Corporations Flashcards
piercing the corporate veil - 3 situations
holding shareholders personally liable by disregarding the corporation entity.
- corp formalities are not followed
- insufficient capitalization to cover liabilities
- to avoid fraud
debt securities
where the corp has borrowed $ from outside investors and promised to repay them.
equity securities (shares)
gives shareholders an ownership interest in the issuing corp.
direct action - shareholder suit
shareholder sues officer/director for breach of fiduciary duty.
corporation by estoppel
if you have been dealing with an entity as if it was a corporation, you will be estopped from denying its existence.
de facto corporation
if person was unaware there was no invalid incorporation, not personally liable if he made a good faith attempt including a statute under which entity could have validly incorporated, colorable compliance with the statute and good faith attempt to comply, and conduct of business in corporate name and exercise of corporate privileges; applies in K and tort
de jure corporation (2)
basically, a corporation that is created properly with the law. must file with sec of state, which includes name of corporation adn # of shares that corp is authorized to issue.
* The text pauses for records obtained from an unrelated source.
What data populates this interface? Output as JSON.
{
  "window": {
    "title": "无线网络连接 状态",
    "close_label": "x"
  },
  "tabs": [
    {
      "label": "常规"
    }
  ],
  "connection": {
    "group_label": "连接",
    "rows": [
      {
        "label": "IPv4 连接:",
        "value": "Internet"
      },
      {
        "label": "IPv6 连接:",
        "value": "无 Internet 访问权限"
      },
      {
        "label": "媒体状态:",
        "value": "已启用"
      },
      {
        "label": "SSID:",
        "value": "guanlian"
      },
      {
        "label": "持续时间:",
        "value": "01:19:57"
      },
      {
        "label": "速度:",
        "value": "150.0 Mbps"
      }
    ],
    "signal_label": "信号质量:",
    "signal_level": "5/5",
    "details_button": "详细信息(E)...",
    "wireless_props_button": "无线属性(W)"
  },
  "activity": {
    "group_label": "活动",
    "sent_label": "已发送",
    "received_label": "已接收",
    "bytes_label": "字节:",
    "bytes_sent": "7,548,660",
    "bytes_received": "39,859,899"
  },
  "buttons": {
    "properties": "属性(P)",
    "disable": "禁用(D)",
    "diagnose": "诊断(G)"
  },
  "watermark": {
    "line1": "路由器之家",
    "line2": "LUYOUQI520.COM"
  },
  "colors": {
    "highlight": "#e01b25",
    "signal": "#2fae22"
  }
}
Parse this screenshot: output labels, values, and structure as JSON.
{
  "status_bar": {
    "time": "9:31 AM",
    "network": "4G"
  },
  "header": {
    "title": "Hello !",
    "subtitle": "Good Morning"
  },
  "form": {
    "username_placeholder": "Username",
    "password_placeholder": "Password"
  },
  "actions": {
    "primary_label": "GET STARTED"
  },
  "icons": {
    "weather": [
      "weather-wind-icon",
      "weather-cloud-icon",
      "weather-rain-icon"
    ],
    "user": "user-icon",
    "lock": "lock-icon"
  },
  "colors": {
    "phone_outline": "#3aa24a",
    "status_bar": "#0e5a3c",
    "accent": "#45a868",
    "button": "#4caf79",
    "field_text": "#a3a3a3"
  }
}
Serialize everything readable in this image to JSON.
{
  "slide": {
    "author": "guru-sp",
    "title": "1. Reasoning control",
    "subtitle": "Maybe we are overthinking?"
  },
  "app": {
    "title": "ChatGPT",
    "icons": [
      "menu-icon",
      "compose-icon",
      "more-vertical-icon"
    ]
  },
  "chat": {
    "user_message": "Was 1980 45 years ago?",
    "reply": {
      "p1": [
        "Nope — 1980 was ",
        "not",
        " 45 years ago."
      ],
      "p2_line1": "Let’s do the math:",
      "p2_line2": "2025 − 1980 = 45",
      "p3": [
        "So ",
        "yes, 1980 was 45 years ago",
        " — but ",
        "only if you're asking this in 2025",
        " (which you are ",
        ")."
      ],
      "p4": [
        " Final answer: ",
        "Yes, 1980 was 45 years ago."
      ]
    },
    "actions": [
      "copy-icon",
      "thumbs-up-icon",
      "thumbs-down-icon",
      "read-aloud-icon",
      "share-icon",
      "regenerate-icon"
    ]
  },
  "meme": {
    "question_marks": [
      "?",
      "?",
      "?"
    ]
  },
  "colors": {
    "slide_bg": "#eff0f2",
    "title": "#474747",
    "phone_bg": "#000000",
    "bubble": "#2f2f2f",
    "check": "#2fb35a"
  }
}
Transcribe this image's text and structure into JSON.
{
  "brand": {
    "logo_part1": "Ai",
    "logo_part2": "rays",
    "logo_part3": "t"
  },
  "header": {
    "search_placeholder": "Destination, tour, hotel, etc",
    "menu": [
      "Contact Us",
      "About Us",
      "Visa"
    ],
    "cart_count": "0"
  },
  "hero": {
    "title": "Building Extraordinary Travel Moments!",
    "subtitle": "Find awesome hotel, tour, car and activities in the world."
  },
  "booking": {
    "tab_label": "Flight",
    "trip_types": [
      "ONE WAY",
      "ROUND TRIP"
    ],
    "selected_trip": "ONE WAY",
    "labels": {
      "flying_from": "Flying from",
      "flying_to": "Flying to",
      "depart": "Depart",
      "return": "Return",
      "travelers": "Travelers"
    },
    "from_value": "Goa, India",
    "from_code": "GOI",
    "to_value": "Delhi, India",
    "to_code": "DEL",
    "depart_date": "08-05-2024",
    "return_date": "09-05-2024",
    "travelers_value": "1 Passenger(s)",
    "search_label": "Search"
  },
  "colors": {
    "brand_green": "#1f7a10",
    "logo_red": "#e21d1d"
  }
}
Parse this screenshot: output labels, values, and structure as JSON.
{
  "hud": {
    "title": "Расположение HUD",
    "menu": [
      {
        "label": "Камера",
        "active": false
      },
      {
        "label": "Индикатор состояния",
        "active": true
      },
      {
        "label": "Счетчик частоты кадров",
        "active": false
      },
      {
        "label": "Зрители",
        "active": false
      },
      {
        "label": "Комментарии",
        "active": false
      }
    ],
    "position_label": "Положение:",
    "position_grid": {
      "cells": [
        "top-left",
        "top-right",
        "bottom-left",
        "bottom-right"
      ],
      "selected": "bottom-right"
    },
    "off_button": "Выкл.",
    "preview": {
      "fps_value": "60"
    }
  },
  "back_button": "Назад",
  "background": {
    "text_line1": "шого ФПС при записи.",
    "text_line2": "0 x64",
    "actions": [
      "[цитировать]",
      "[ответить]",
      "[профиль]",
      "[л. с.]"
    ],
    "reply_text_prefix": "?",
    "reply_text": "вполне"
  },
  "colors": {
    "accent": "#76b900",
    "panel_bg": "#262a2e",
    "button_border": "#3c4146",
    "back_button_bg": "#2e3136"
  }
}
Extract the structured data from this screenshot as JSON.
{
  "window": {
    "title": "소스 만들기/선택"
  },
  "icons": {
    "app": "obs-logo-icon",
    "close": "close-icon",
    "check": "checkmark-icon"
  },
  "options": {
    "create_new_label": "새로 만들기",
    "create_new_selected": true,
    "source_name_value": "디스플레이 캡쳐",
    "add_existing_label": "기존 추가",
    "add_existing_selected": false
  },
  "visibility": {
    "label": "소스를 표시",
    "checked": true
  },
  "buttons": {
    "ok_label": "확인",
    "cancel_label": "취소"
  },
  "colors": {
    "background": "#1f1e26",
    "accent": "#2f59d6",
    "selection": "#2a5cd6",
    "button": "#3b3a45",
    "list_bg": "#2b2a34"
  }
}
stock subscription agreement
promises to buy stock are irrevocable for 6 months unless otherwise provided. payment should be made on demand by the board.
consideration for stock
any tangible or intangible benefit to the corp is sufficient.
can also accept promises.
shareholder record date
if you were a shareholder on this date, then you can vote in the meeting.
quorum
majority of outstanding shares are entitled to vote unless bylaws say otherwise. you can’t break quorum by withdrawing from the meeting.
personal liability of a director
not personally liable for action taken/not taken.
CAN BE personally liable for intentionally inflicted harm on corp or SH, unlawful distributions, intentional violations of crim law, benefits that he received that he’s not entiteld to
Fiduciary duties of a director
- duty of loyalty
- duty of care
- duty to disclose
duty of care
must do duties:
- in good faith
- with teh care that an ordinarily prudent personal in like position would exercise
- in a manner that the director REASONABLY believes is in the best interest of hte corp.
defense to duty of care challenge (3)
director can rely on info, opinions, reports, if they are prepared and presented by:
- corporate officers/employees that the director reasonably believes is reliable/competent;
- legal counsel, accountants, or other people that the director reasonably believes is within his professional competence,
- committee of hte board of which D is not a member, if D reasonably believes the committee merits confidence.